Oh I truly feel like a real mother now. Not in the 13 lbs of twins at 38 weeks gestation, 36+ hours of induced labor without epidural; ending in c-section anyways "feel like a real mother." (THAT felt more like gereatric possum hit by 18-wheeler and lived to tell about it). Not even chapped nipple breastfeeding mother whose 8 month old took off a chunk of areola with new teeth and laughed in cute baby laugh "feel like a real mother." (THAT felt like human bitter biscuit in need of antibiotics and Playtex Nurser bottles from that point on).
My darling daughter Jenna, told me her FIRST lie!!!! Oh it's a proud, proud day in our home!!! At first I didn't know whether to laugh or be shocked. She's not even 5 yet; isn't that a little young to tell a lie? I have no clue. I mean she comes from a long line of experienced liars. I, myself, told my third grade class I owned 50 cats (yes that's right 50). Imagine trying to explain where they all were when you had your birthday party and there was only one fat cat sitting in your house. (Oh and let me tell you; I had a good explanation). My teen years - I prided myself of the doosies I told. I had a boyfriend in my bedroom closet for 8 hours (not kidding); because my parents came home unexpectedly and I couldn't get him out fast enough. Now that doesn't make me the liar... the liar would be mom who KNEW he was in that closet but tormented me by letting me think she didn't. Why else would your mom come sit on your bed and all of a sudden tell you horrible stories for no reason, or insist on hanging up your clothes for you when she normally would make you do it? LOL to see you sweat of course!!! Ah we have lying genetics let me tell you.
So anyways, back to Jenna... She has this nasty habit of sucking on her shirt cuffs sometimes. She knows I hate it... she doesn't do it often. But the other day she comes upstairs after watching "Flushed Away" and the whole bottom section of her top is soaking wet. And it's all bunchy looking. I asked her what happened to her shirt.
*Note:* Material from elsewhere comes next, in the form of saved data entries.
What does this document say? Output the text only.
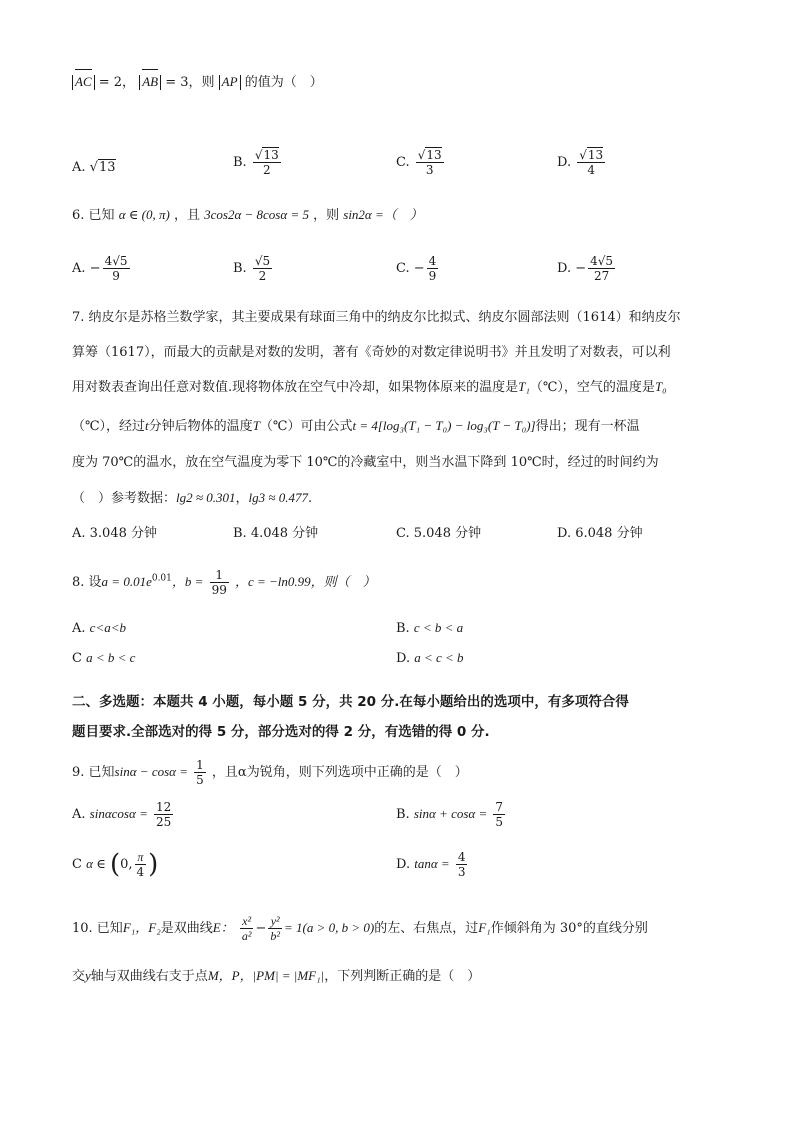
AC = 2， AB = 3，则 AP 的值为（　）
A. √13	B. $\frac{√13}{2}$	C. $\frac{√13}{3}$	D. $\frac{√13}{4}$
6. 已知 α ∈ (0, π) ，且 3cos2α − 8cosα = 5 ，则 sin2α =（　）
A. − $\frac{4√5}{9}$	B. $\frac{√5}{2}$	C. − $\frac{4}{9}$	D. − $\frac{4√5}{27}$
7. 纳皮尔是苏格兰数学家，其主要成果有球面三角中的纳皮尔比拟式、纳皮尔圆部法则（1614）和纳皮尔
算筹（1617），而最大的贡献是对数的发明，著有《奇妙的对数定律说明书》并且发明了对数表，可以利
用对数表查询出任意对数值.现将物体放在空气中冷却，如果物体原来的温度是T₁（℃），空气的温度是T₀
（℃），经过t分钟后物体的温度T（℃）可由公式t = 4[log₃(T₁ − T₀) − log₃(T − T₀)]得出；现有一杯温
度为 70℃的温水，放在空气温度为零下 10℃的冷藏室中，则当水温下降到 10℃时，经过的时间约为
（　）参考数据：lg2 ≈ 0.301，lg3 ≈ 0.477.
A. 3.048 分钟	B. 4.048 分钟	C. 5.048 分钟	D. 6.048 分钟
8. 设$a = 0.01e^{0.01}$，$b = \frac{1}{99}$ ，c = −ln0.99，则（　）
A. c<a<b	B. c < b < a
C a < b < c	D. a < c < b
二、多选题：本题共 4 小题，每小题 5 分，共 20 分.在每小题给出的选项中，有多项符合得
题目要求.全部选对的得 5 分，部分选对的得 2 分，有选错的得 0 分.
9. 已知$\sin\alpha - \cos\alpha = \frac{1}{5}$ ，且α为锐角，则下列选项中正确的是（　）
A. $\sin\alpha\cos\alpha = \frac{12}{25}$	B. $\sin\alpha + \cos\alpha = \frac{7}{5}$
C α ∈ (0, $\frac{\pi}{4}$ )	D. $\tan\alpha = \frac{4}{3}$
10. 已知F₁，F₂是双曲线E： $\frac{\text{x²}}{\text{a²}} - \frac{\text{y²}}{\text{b²}} = 1(a > 0$, b > 0)的左、右焦点，过F₁作倾斜角为 30°的直线分别
交y轴与双曲线右支于点M，P，|PM| = |MF₁|，下列判断正确的是（　）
She didn't want to answer me at first. So I kept asking her, and finally she said, "Mommy, I was just watching my movie, and my imaginary friend came and did that to my shirt". LIE #1. I asked her again, and again with the imaginary friend who is really bad; did that to her shirt. LIE #2. Then I asked her did she suck on her shirt. NO mommy. LIE #3. She's seasoned already huh? Then I finally said, "Jenna did you suck on your shirt or did you get it wet using the sink?" OOOOOOHHHH now she has options; she knows I'm one to her imaginary friend being a farce. She thinks and decides the sink is a better option. So she tells me she got it wet washing her hands. LIE #4. I ask her which bathroom, she tells me the hall one. The sink is totally dry. LIE #5. So I ask her point blank, "Jenna did you suck on your shirt because I know it's not from the sink, and it's not from your imaginary friend." She tells me she doesn't want to talk about it....
LOL now if you know me (which some of you do), I quite enjoy watching a liar twist; even if they are only 4. So I told her I don't like it when she lies to me, and that she'd better come up and tell me the truth because I already KNOW the truth. Finally she cracks and tells me she sucked on her shirt and she was really sorry. SHEESH!! All that over some spit on cotton?
I find this kinda funny. I mean she was pretty ingenious to come up with a plan... and when she had to abort that one, she carefully weighed options in a way that would favor her best. Man this kid is going to be a great politician some day!!! Hopefully she doesn't tell people she has 50 cats though one day. That could prove to be a tough one to get around!!